Where in NS, Jman? One of my favorite places on this particular planet...

– Proteus

The old homestead is about six miles outside of a town called Kentville on the south mountain. If we were on the opposite, north mountain, that would be the head of the Bay of Fundy/Minas Basin area. You can see the basin from the end of the road, looking across the Annapolis valley. The local radio station played country music all day; they still do kinda', but I wouldn't call it country music. Its got fiddles and pedal steels though.

15

That guy's got gigantic hands. He doesn't look like a very large man, but man those mitts are big. He makes that Tele look tiny. See how he bars the frets with practically just one knuckle of his index finger? It takes near the entire length of my index finger to do that.

Otter, I hadn't noticed. That may be a source of his stillness and command right there. With his knowledge of the fretboard, maybe he just thinks of what he wants, and his hand is there. With my little T-Rex claws, I'm always skittering and scrambling to get collections of notes together. No wonder I sound frantic.


The old homestead is about six miles outside of a town called Kentville on the south mountain. If we were on the opposite, north mountain, that would be the head of the Bay of Fundy/Minas Basin area.

Journeyman, yep, I see it on the map there. During my several visits, we stayed mostly on the coastline (all the way around) - but did Fundy either from the NB side or Truro. Kinda missed anything in your neck of the woods from Annapolis to Truro. I recall Digby, New Glasgow, and Antigonish.

Last time I was there (ugh, maybe early 90s), I picked up local music on cassette at gas stations. Forget what I got from Nova Scotia (it WAS country-esque in character, allowing for the regional influences), but discovered Lennie Gallant around Rustico on PEI. Great stuff.

I'm about due for another trip to the area. I think of it as something like paradise. (Though I understand people who winter over have a different view.)

16

Ashamed to say that I don't know much about Bill Frisell. After reading this thread, I created a Pandora station based on him and wow! Several cuts from Good Dog, Happy Man amongst others have played and I really dig him! Proteus, your description is spot on. Thanks for the tip Polecats!

17

"I'm about due for another trip to the area. I think of it as something like paradise. (Though I understand people who winter over have a different view.)"

Winters aren't too bad except up Cape Breton way. Down Annapolis/Digby way there is actually a micro climate; a tad milder (a tiny tad) than the rest of the province. I go home every year so let me know if you are heading down there in the future; ya never know, we might be able to hook up for a pint.

19

Bill is great. A great influence on my thinking of music and playing. Just great

20

Polecats, thanks for this. Bill really starts to dig in at about 45 minutes. Then, A Change Is Gonna Come into I Can't Help Falling In Love With You... at Elvis's house.

– Deed Eddy

Deed, glad you liked it. You are right Elvis would have liked Bill's playing and bring it back home.

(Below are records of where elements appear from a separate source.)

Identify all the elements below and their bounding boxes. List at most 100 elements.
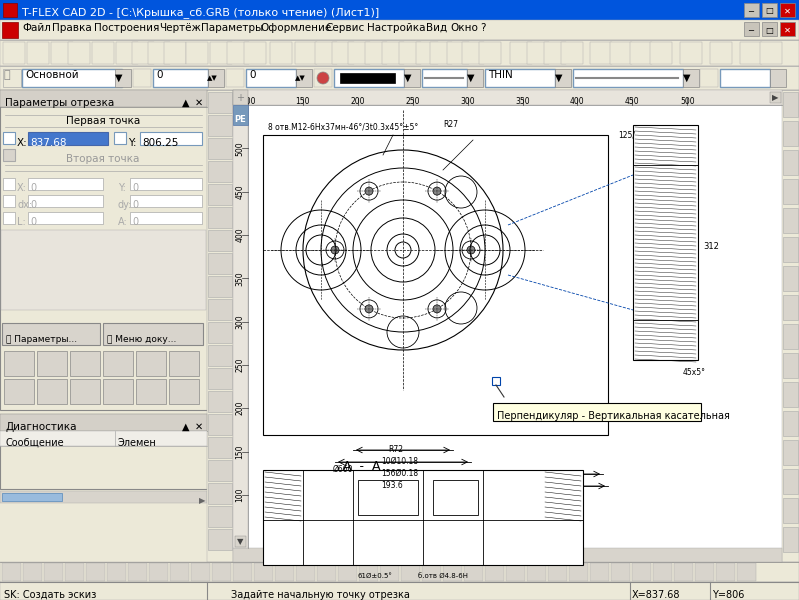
Bar [783, 440, 798, 465]
Bar [103, 351, 133, 376]
Text: Оформление: Оформление [260, 23, 332, 33]
Bar [380, 563, 399, 581]
Bar [107, 563, 126, 581]
Circle shape [365, 187, 373, 195]
Bar [493, 403, 701, 421]
Bar [783, 527, 798, 552]
Bar [760, 42, 782, 64]
Text: R72: R72 [388, 445, 403, 454]
Bar [27, 42, 49, 64]
Bar [382, 42, 404, 64]
Bar [28, 178, 103, 190]
Text: 0: 0 [30, 183, 36, 193]
Bar [2, 493, 62, 501]
Bar [744, 3, 759, 17]
Text: L:: L: [17, 217, 26, 227]
Bar [208, 230, 232, 251]
Bar [783, 411, 798, 436]
Bar [103, 379, 133, 404]
Text: 100: 100 [240, 97, 255, 107]
Bar [3, 149, 15, 161]
Text: 250: 250 [405, 97, 420, 107]
Bar [208, 184, 232, 205]
Bar [3, 3, 17, 17]
Bar [680, 42, 702, 64]
Text: 0: 0 [132, 183, 138, 193]
Text: Вид: Вид [426, 23, 447, 33]
Bar [244, 42, 266, 64]
Bar [191, 563, 210, 581]
Bar [227, 42, 249, 64]
Text: 837.68: 837.68 [30, 138, 66, 148]
Text: Сервис: Сервис [325, 23, 364, 33]
Text: 📋 Параметры...: 📋 Параметры... [6, 335, 78, 343]
Bar [762, 22, 777, 36]
Text: 300: 300 [460, 97, 475, 107]
Bar [37, 379, 67, 404]
Bar [233, 90, 782, 548]
Bar [716, 563, 735, 581]
Bar [233, 548, 782, 562]
Bar [610, 42, 632, 64]
Bar [770, 69, 786, 87]
Bar [208, 69, 224, 87]
Text: T-FLEX CAD 2D - [C:\Крышка_сб.GRB (только чтение) (Лист1)]: T-FLEX CAD 2D - [C:\Крышка_сб.GRB (тольк… [22, 8, 380, 19]
Bar [555, 69, 571, 87]
Bar [0, 0, 799, 20]
Bar [70, 379, 100, 404]
Bar [130, 195, 202, 207]
Text: Окно: Окно [451, 23, 479, 33]
Bar [170, 563, 189, 581]
Bar [130, 178, 202, 190]
Bar [296, 69, 312, 87]
Text: Вторая точка: Вторая точка [66, 154, 140, 164]
Bar [700, 69, 718, 87]
Bar [611, 563, 630, 581]
Bar [590, 42, 612, 64]
Bar [340, 73, 395, 83]
Text: 150: 150 [236, 444, 244, 459]
Bar [2, 22, 18, 38]
Bar [226, 69, 244, 87]
Bar [70, 351, 100, 376]
Text: Перпендикуляр - Вертикальная касательная: Перпендикуляр - Вертикальная касательная [497, 411, 729, 421]
Bar [0, 562, 799, 582]
Circle shape [433, 187, 441, 195]
Bar [233, 105, 248, 125]
Bar [248, 105, 782, 548]
Bar [3, 42, 25, 64]
Bar [561, 42, 583, 64]
Bar [208, 414, 232, 435]
Bar [0, 431, 207, 446]
Text: dy:: dy: [118, 200, 133, 210]
Bar [0, 582, 799, 600]
Bar [153, 69, 208, 87]
Text: ▼: ▼ [467, 73, 475, 83]
Text: THIN: THIN [488, 70, 513, 80]
Text: Параметры: Параметры [201, 23, 263, 33]
Text: ▶: ▶ [772, 94, 778, 103]
Bar [334, 69, 404, 87]
Bar [208, 460, 232, 481]
Bar [115, 69, 131, 87]
Text: Чертёж: Чертёж [159, 23, 201, 33]
Bar [0, 40, 799, 66]
Text: Элемен: Элемен [118, 438, 157, 448]
Bar [140, 132, 202, 145]
Bar [338, 563, 357, 581]
Bar [443, 563, 462, 581]
Bar [3, 212, 15, 224]
Text: 806.25: 806.25 [142, 138, 178, 148]
Text: Y=806: Y=806 [712, 590, 745, 600]
Bar [0, 20, 799, 40]
Bar [86, 563, 105, 581]
Text: 100: 100 [236, 488, 244, 502]
Text: Правка: Правка [52, 23, 92, 33]
Bar [783, 353, 798, 378]
Bar [103, 323, 203, 345]
Bar [212, 563, 231, 581]
Bar [544, 42, 566, 64]
Bar [295, 42, 317, 64]
Bar [92, 42, 114, 64]
Bar [492, 377, 500, 385]
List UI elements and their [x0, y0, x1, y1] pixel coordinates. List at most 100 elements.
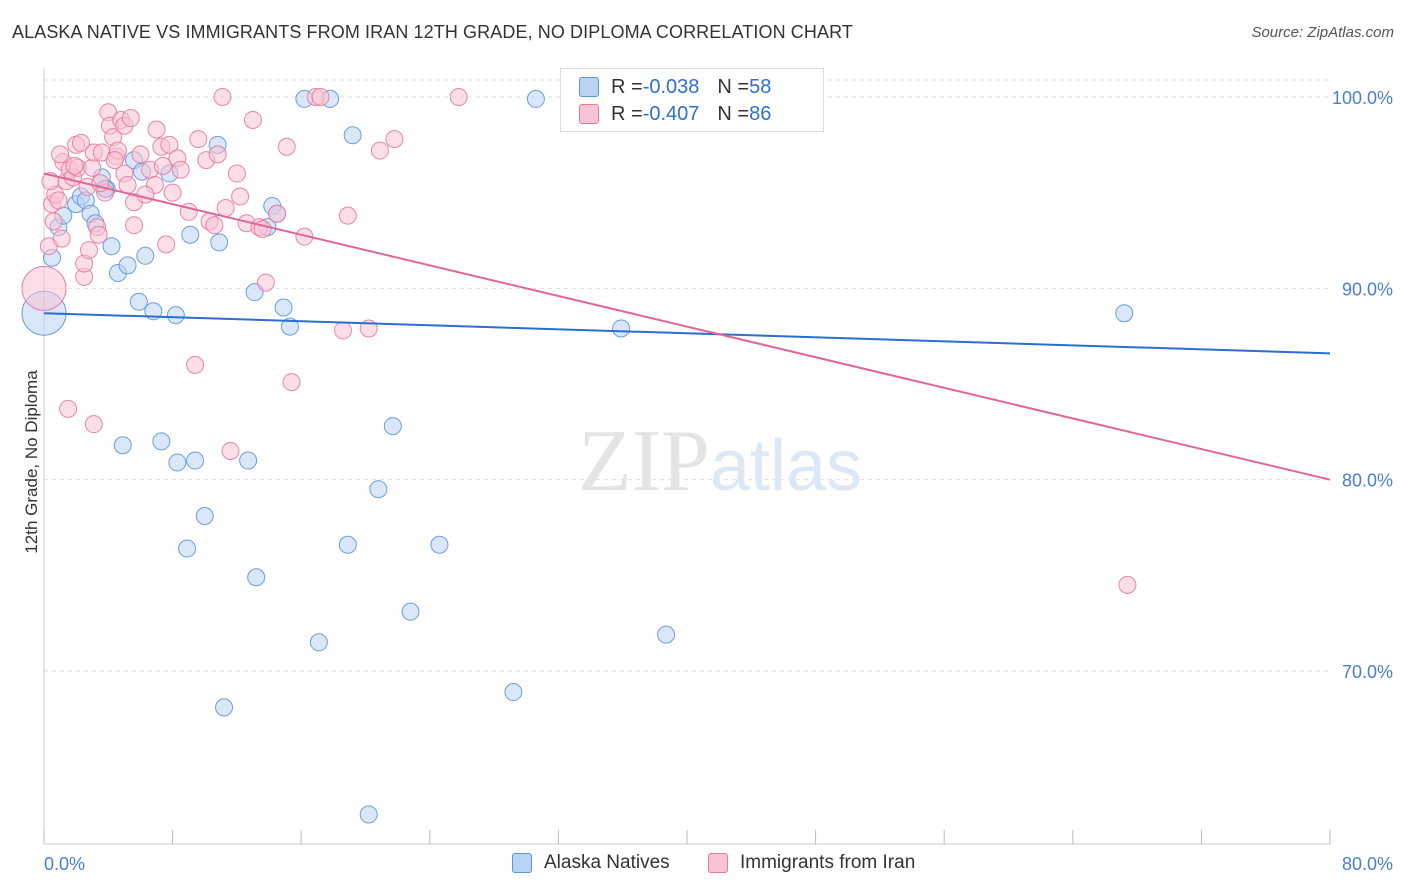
data-point-alaska — [129, 292, 148, 311]
y-tick-label: 80.0% — [1342, 471, 1393, 491]
data-point-alaska — [526, 89, 545, 108]
data-point-iran — [282, 373, 301, 392]
data-point-alaska — [338, 535, 357, 554]
data-point-iran — [216, 198, 235, 217]
legend-n-label: N = — [717, 75, 750, 98]
data-point-iran — [59, 399, 78, 418]
bottom-legend-label-alaska: Alaska Natives — [544, 852, 670, 873]
data-point-iran — [105, 151, 124, 170]
bottom-legend-swatch-alaska — [512, 853, 532, 873]
data-point-alaska — [369, 480, 388, 499]
data-point-iran — [89, 225, 108, 244]
data-point-alaska — [280, 317, 299, 336]
data-point-iran — [256, 273, 275, 292]
data-point-alaska — [247, 568, 266, 587]
data-point-iran — [189, 130, 208, 149]
data-point-alaska — [102, 237, 121, 256]
legend-n-label: N = — [717, 102, 750, 125]
data-point-iran — [205, 216, 224, 235]
source-note: Source: ZipAtlas.com — [1251, 24, 1394, 41]
legend-r-label: R = — [611, 102, 643, 125]
chart-title: ALASKA NATIVE VS IMMIGRANTS FROM IRAN 12… — [12, 22, 853, 42]
legend-n-value: 86 — [749, 102, 772, 125]
data-point-iran — [44, 212, 63, 231]
data-point-iran — [160, 135, 179, 154]
data-point-iran — [231, 187, 250, 206]
data-point-iran — [385, 130, 404, 149]
legend-r-value: -0.038 — [642, 75, 700, 98]
data-point-alaska — [168, 453, 187, 472]
data-point-iran — [213, 88, 232, 106]
data-point-iran — [65, 156, 84, 175]
data-point-iran — [186, 355, 205, 374]
data-point-iran — [208, 145, 227, 164]
y-tick-label: 100.0% — [1332, 88, 1393, 108]
data-point-iran — [84, 415, 103, 434]
trend-line-alaska — [43, 312, 1331, 355]
bottom-legend-alaska: Alaska Natives — [512, 852, 670, 874]
x-tick-label: 0.0% — [44, 854, 85, 874]
data-point-alaska — [113, 436, 132, 455]
data-point-iran — [243, 110, 262, 129]
data-point-iran — [1118, 575, 1137, 594]
watermark-atlas: atlas — [710, 426, 862, 506]
data-point-alaska — [178, 539, 197, 558]
data-point-iran — [51, 145, 70, 164]
bottom-legend-swatch-iran — [708, 853, 728, 873]
data-point-iran — [49, 191, 68, 210]
data-point-alaska — [136, 246, 155, 265]
data-point-alaska — [657, 625, 676, 644]
data-point-alaska — [195, 507, 214, 526]
data-point-iran — [153, 156, 172, 175]
legend-row-iran: R = -0.407 N = 86 — [579, 102, 771, 126]
data-point-iran — [147, 120, 166, 139]
data-point-alaska — [401, 602, 420, 621]
data-point-alaska — [1115, 304, 1134, 323]
data-point-iran — [311, 88, 330, 106]
x-tick-label: 80.0% — [1342, 854, 1393, 874]
data-point-alaska — [186, 451, 205, 470]
data-point-iran — [21, 265, 67, 311]
watermark-zip: ZIP — [578, 413, 710, 510]
data-point-iran — [80, 241, 99, 260]
data-point-iran — [163, 183, 182, 202]
data-point-alaska — [215, 698, 234, 717]
data-point-alaska — [166, 306, 185, 325]
data-point-alaska — [152, 432, 171, 451]
y-tick-label: 70.0% — [1342, 662, 1393, 682]
legend-r-label: R = — [611, 75, 643, 98]
data-point-iran — [121, 109, 140, 128]
legend-row-alaska: R = -0.038 N = 58 — [579, 75, 771, 99]
data-point-iran — [338, 206, 357, 225]
data-point-iran — [125, 216, 144, 235]
data-point-alaska — [309, 633, 328, 652]
data-point-iran — [171, 160, 190, 179]
legend-swatch-alaska — [579, 77, 599, 97]
data-point-iran — [136, 185, 155, 204]
bottom-legend-label-iran: Immigrants from Iran — [740, 852, 916, 873]
y-tick-label: 90.0% — [1342, 279, 1393, 299]
data-point-iran — [83, 158, 102, 177]
data-point-iran — [333, 321, 352, 340]
data-point-alaska — [612, 319, 631, 338]
legend-swatch-iran — [579, 104, 599, 124]
data-point-alaska — [383, 417, 402, 436]
legend-n-value: 58 — [749, 75, 772, 98]
watermark: ZIPatlas — [578, 413, 862, 510]
data-point-iran — [277, 137, 296, 156]
bottom-legend-iran: Immigrants from Iran — [708, 852, 915, 874]
legend-r-value: -0.407 — [642, 102, 700, 125]
data-point-alaska — [359, 805, 378, 824]
data-point-iran — [253, 220, 272, 239]
data-point-alaska — [118, 256, 137, 275]
data-point-alaska — [181, 225, 200, 244]
data-point-iran — [157, 235, 176, 254]
data-point-iran — [71, 133, 90, 152]
data-point-alaska — [210, 233, 229, 252]
data-point-iran — [227, 164, 246, 183]
legend-box: R = -0.038 N = 58 R = -0.407 N = 86 — [560, 68, 824, 132]
data-point-iran — [370, 141, 389, 160]
data-point-iran — [131, 145, 150, 164]
data-point-alaska — [343, 126, 362, 145]
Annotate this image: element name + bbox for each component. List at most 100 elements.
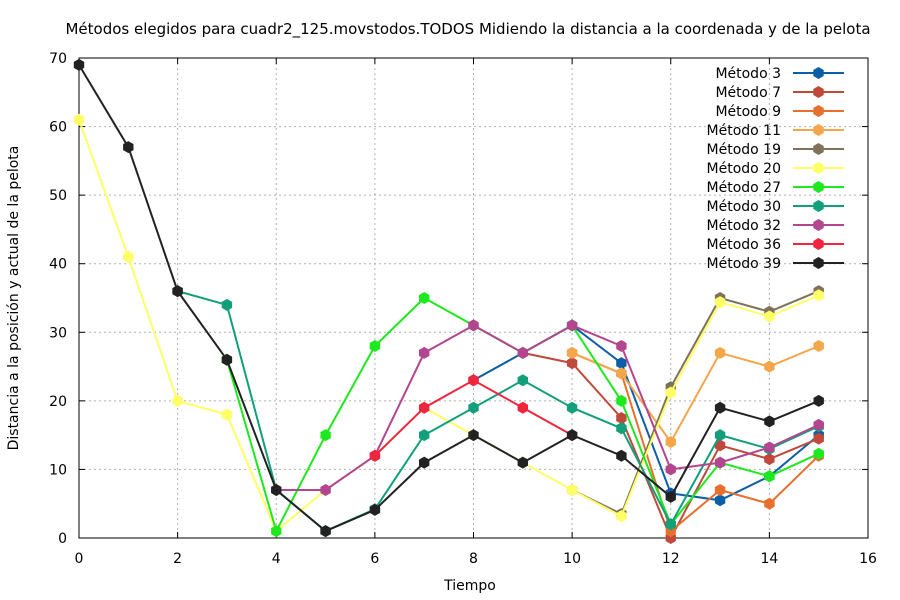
data-point bbox=[73, 58, 85, 71]
data-point bbox=[221, 353, 233, 366]
x-tick-label: 6 bbox=[370, 551, 379, 567]
series-line bbox=[571, 345, 820, 444]
series-line bbox=[78, 64, 820, 533]
x-tick-label: 4 bbox=[272, 551, 281, 567]
data-point bbox=[813, 447, 824, 460]
data-point bbox=[764, 470, 775, 483]
data-point bbox=[764, 415, 775, 428]
legend-item: Método 27 bbox=[707, 180, 844, 196]
data-point bbox=[665, 436, 676, 448]
data-point bbox=[813, 340, 824, 352]
data-point bbox=[566, 484, 578, 496]
data-point bbox=[271, 525, 282, 538]
data-point bbox=[517, 401, 528, 414]
legend-item: Método 11 bbox=[707, 123, 844, 139]
data-point bbox=[517, 374, 528, 387]
legend-label: Método 9 bbox=[715, 104, 781, 120]
legend-swatch-marker bbox=[813, 219, 824, 231]
data-point bbox=[764, 310, 775, 323]
data-point bbox=[714, 439, 726, 452]
y-tick-label: 0 bbox=[58, 531, 67, 547]
series-4 bbox=[566, 340, 824, 448]
y-tick-label: 20 bbox=[49, 394, 67, 410]
data-point bbox=[813, 289, 824, 302]
legend-item: Método 7 bbox=[715, 85, 844, 101]
legend-item: Método 9 bbox=[715, 104, 844, 120]
legend-label: Método 3 bbox=[715, 66, 781, 82]
y-tick-label: 10 bbox=[49, 462, 67, 478]
legend-item: Método 36 bbox=[707, 237, 844, 253]
legend-label: Método 19 bbox=[707, 142, 781, 158]
data-point bbox=[616, 394, 627, 407]
legend-swatch-marker bbox=[813, 162, 824, 174]
series-line bbox=[571, 290, 820, 516]
data-point bbox=[813, 432, 824, 445]
legend-item: Método 20 bbox=[707, 161, 844, 177]
data-point bbox=[764, 360, 775, 373]
data-point bbox=[123, 141, 134, 154]
data-point bbox=[616, 422, 627, 435]
y-tick-label: 50 bbox=[49, 188, 67, 204]
data-point bbox=[665, 490, 676, 503]
y-axis-label: Distancia a la posición y actual de la p… bbox=[6, 146, 22, 451]
legend-swatch-marker bbox=[813, 257, 824, 269]
data-point bbox=[566, 346, 578, 359]
data-point bbox=[616, 510, 627, 523]
legend-label: Método 32 bbox=[707, 218, 781, 234]
data-point bbox=[566, 357, 578, 370]
legend-label: Método 30 bbox=[707, 199, 781, 215]
y-tick-label: 40 bbox=[49, 257, 67, 273]
data-point bbox=[714, 484, 726, 496]
series-5 bbox=[566, 285, 824, 520]
x-tick-label: 10 bbox=[563, 551, 581, 567]
data-point bbox=[566, 429, 578, 442]
data-point bbox=[764, 497, 775, 510]
data-point bbox=[616, 357, 627, 370]
legend-label: Método 39 bbox=[707, 256, 781, 272]
data-point bbox=[419, 456, 430, 469]
y-tick-label: 60 bbox=[49, 120, 67, 136]
data-point bbox=[714, 296, 726, 309]
legend-label: Método 7 bbox=[715, 85, 781, 101]
legend-label: Método 20 bbox=[707, 161, 781, 177]
data-point bbox=[616, 412, 627, 424]
legend-item: Método 39 bbox=[707, 256, 844, 272]
series-layer bbox=[73, 58, 824, 544]
data-point bbox=[813, 394, 824, 407]
legend-label: Método 36 bbox=[707, 237, 782, 253]
data-point bbox=[665, 386, 676, 399]
data-point bbox=[764, 453, 775, 466]
legend-swatch-marker bbox=[813, 105, 824, 117]
data-point bbox=[320, 429, 331, 442]
data-point bbox=[566, 401, 578, 414]
y-tick-label: 70 bbox=[49, 51, 67, 67]
data-point bbox=[419, 429, 430, 442]
data-point bbox=[468, 319, 479, 332]
series-line bbox=[276, 324, 820, 491]
data-point bbox=[813, 418, 824, 431]
data-point bbox=[517, 346, 528, 359]
data-point bbox=[172, 394, 183, 407]
x-tick-label: 16 bbox=[859, 551, 877, 567]
data-point bbox=[221, 298, 233, 311]
data-point bbox=[468, 374, 479, 387]
x-tick-label: 8 bbox=[469, 551, 478, 567]
x-tick-label: 14 bbox=[760, 551, 778, 567]
legend-swatch-marker bbox=[813, 181, 824, 193]
x-axis: 0 2 4 6 8 10 12 14 16 bbox=[75, 58, 877, 567]
data-point bbox=[764, 441, 775, 454]
data-point bbox=[517, 456, 528, 469]
data-point bbox=[714, 456, 726, 469]
legend-label: Método 11 bbox=[707, 123, 781, 139]
legend-swatch-marker bbox=[813, 86, 824, 98]
data-point bbox=[419, 292, 430, 304]
chart-title: Métodos elegidos para cuadr2_125.movstod… bbox=[65, 20, 870, 39]
data-point bbox=[73, 113, 85, 126]
y-axis: 0 10 20 30 40 50 60 70 bbox=[49, 51, 868, 547]
y-tick-label: 30 bbox=[49, 325, 67, 341]
data-point bbox=[172, 285, 183, 298]
legend: Método 3 Método 7 Método 9 Método 11 Método … bbox=[707, 66, 844, 272]
data-point bbox=[221, 408, 233, 421]
data-point bbox=[468, 401, 479, 414]
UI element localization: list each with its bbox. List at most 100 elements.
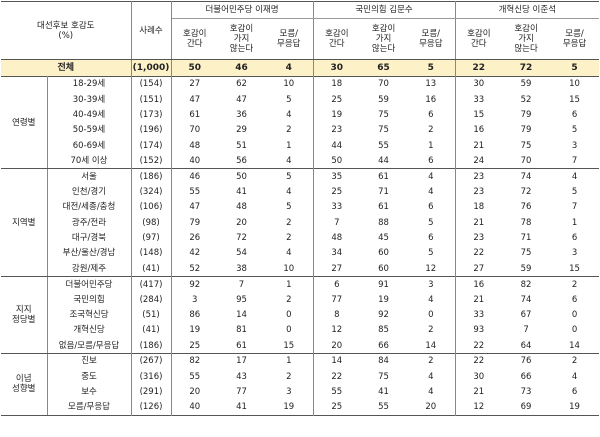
value-cell: 48 <box>189 140 201 151</box>
group-label-line: 성향별 <box>12 384 36 395</box>
col-header-line: 호감이 <box>467 29 491 39</box>
value-cell: 21 <box>473 294 485 305</box>
value-cell: 22 <box>455 59 503 77</box>
value-cell: 91 <box>378 279 389 290</box>
value-cell: 67 <box>520 310 532 321</box>
value-cell: 61 <box>189 109 201 120</box>
sample-size-cell: (1,000) <box>131 59 172 77</box>
value-cell: 70 <box>520 155 532 166</box>
value-cell: 41 <box>236 186 247 197</box>
value-cell: 24 <box>473 155 485 166</box>
value-cell: 0 <box>571 310 578 321</box>
value-cell: 77 <box>331 294 343 305</box>
value-cell: 7 <box>571 155 578 166</box>
col-header-favorable: 호감이 간다 <box>313 18 361 60</box>
value-cell: 7 <box>523 325 529 336</box>
value-cell: 21 <box>473 387 485 397</box>
group-label-line: 지역별 <box>12 217 36 228</box>
row-label: 서울 <box>47 168 132 185</box>
sample-size-cell: (174) <box>131 138 172 154</box>
value-cell: 76 <box>520 202 532 213</box>
value-cell: 16 <box>473 279 485 290</box>
row-label: 중도 <box>47 368 132 385</box>
value-cell: 27 <box>473 263 485 274</box>
table-row: 보수 (291) 20 77 3 55 41 4 21 73 6 <box>1 384 599 400</box>
table-row: 조국혁신당 (51) 86 14 0 8 92 0 33 67 0 <box>1 307 599 323</box>
value-cell: 40 <box>189 402 201 413</box>
row-label: 조국혁신당 <box>47 307 132 323</box>
value-cell: 0 <box>265 307 314 323</box>
value-cell: 2 <box>265 368 314 385</box>
value-cell: 45 <box>378 233 389 244</box>
value-cell: 23 <box>331 125 343 136</box>
value-cell: 75 <box>378 109 389 120</box>
col-header-line: 무응답 <box>277 39 301 49</box>
value-cell: 23 <box>473 186 485 197</box>
value-cell: 1 <box>265 353 314 369</box>
value-cell: 10 <box>265 261 314 277</box>
col-header-line: 모름/ <box>565 29 584 39</box>
value-cell: 30 <box>473 79 485 90</box>
value-cell: 0 <box>571 325 578 336</box>
value-cell: 2 <box>407 322 456 339</box>
value-cell: 22 <box>473 248 485 259</box>
value-cell: 93 <box>473 325 485 336</box>
value-cell: 79 <box>520 125 532 136</box>
value-cell: 5 <box>571 186 578 197</box>
value-cell: 41 <box>378 387 389 397</box>
value-cell: 4 <box>571 371 578 382</box>
value-cell: 66 <box>520 371 532 382</box>
table-row: 부산/울산/경남 (148) 42 54 4 34 60 5 22 75 3 <box>1 245 599 262</box>
sample-size-cell: (417) <box>131 276 172 292</box>
table-row: 국민의힘 (284) 3 95 2 77 19 4 21 74 6 <box>1 291 599 308</box>
row-label: 광주/전라 <box>47 215 132 231</box>
sample-size-cell: (173) <box>131 107 172 123</box>
value-cell: 12 <box>331 325 343 336</box>
sample-size-header: 사례수 <box>131 1 172 60</box>
value-cell: 59 <box>520 79 532 90</box>
value-cell: 0 <box>407 307 456 323</box>
value-cell: 78 <box>520 217 532 228</box>
value-cell: 92 <box>189 279 201 290</box>
value-cell: 14 <box>407 338 456 354</box>
row-label: 부산/울산/경남 <box>47 245 132 262</box>
sample-size-cell: (148) <box>131 245 172 262</box>
value-cell: 16 <box>473 125 485 136</box>
value-cell: 6 <box>334 279 340 290</box>
value-cell: 72 <box>520 186 532 197</box>
value-cell: 1 <box>571 217 578 228</box>
group-label-line: 지지 <box>15 305 32 316</box>
table-row: 연령별 18-29세 (154) 27 62 10 18 70 13 30 59 10 <box>1 76 599 170</box>
value-cell: 6 <box>407 107 456 123</box>
value-cell: 36 <box>236 109 247 120</box>
value-cell: 22 <box>331 371 343 382</box>
value-cell: 72 <box>236 233 247 244</box>
group-label-line: 연령별 <box>12 117 36 128</box>
value-cell: 3 <box>571 248 578 259</box>
value-cell: 30 <box>473 371 485 382</box>
table-row: 지지 정당별 더불어민주당 (417) 92 7 1 6 91 3 16 82 2 <box>1 276 599 355</box>
value-cell: 6 <box>571 233 578 244</box>
group-label-line: 이념 <box>15 374 32 385</box>
row-label: 인천/경기 <box>47 184 132 200</box>
value-cell: 0 <box>265 322 314 339</box>
value-cell: 15 <box>473 109 485 120</box>
group-label: 지지 정당별 <box>1 276 48 355</box>
value-cell: 71 <box>378 186 389 197</box>
col-header-line: 가지 <box>375 34 392 44</box>
value-cell: 60 <box>378 263 389 274</box>
value-cell: 85 <box>378 325 389 336</box>
value-cell: 15 <box>569 94 580 105</box>
value-cell: 21 <box>473 217 485 228</box>
table-row: 중도 (316) 55 43 2 22 75 4 30 66 4 <box>1 368 599 385</box>
col-header-line: 호감이 <box>371 24 396 34</box>
value-cell: 20 <box>407 399 456 416</box>
value-cell: 59 <box>378 94 389 105</box>
value-cell: 12 <box>407 261 456 277</box>
value-cell: 61 <box>378 202 389 213</box>
value-cell: 3 <box>407 276 456 292</box>
sample-size-cell: (41) <box>131 261 172 277</box>
value-cell: 2 <box>265 230 314 246</box>
value-cell: 6 <box>407 230 456 246</box>
row-label: 모름/무응답 <box>47 399 132 416</box>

Speculation here but I think had Elvis lived and he had become familiar with Bill's playing I think he would have asked Bill to do some recordings with him.

21

Talking of Bill playing wth Elvis....not the same Elvis of course but he did an album and several shows with Elvis Costello. Just put their names together into youtube and you'll find lots of examples - here's one to whet the appetite - HERE

22

NSM thanks for the tip on the other Elvis. I am an Elvis Costello fan but haven't really kept up with him in recent years. More of a fan of his early work. He kind of went in the way of adult contemporary so I lost track of him and didn't know the work he did with Bill Frisell. I'll check out your link. Thanks bud.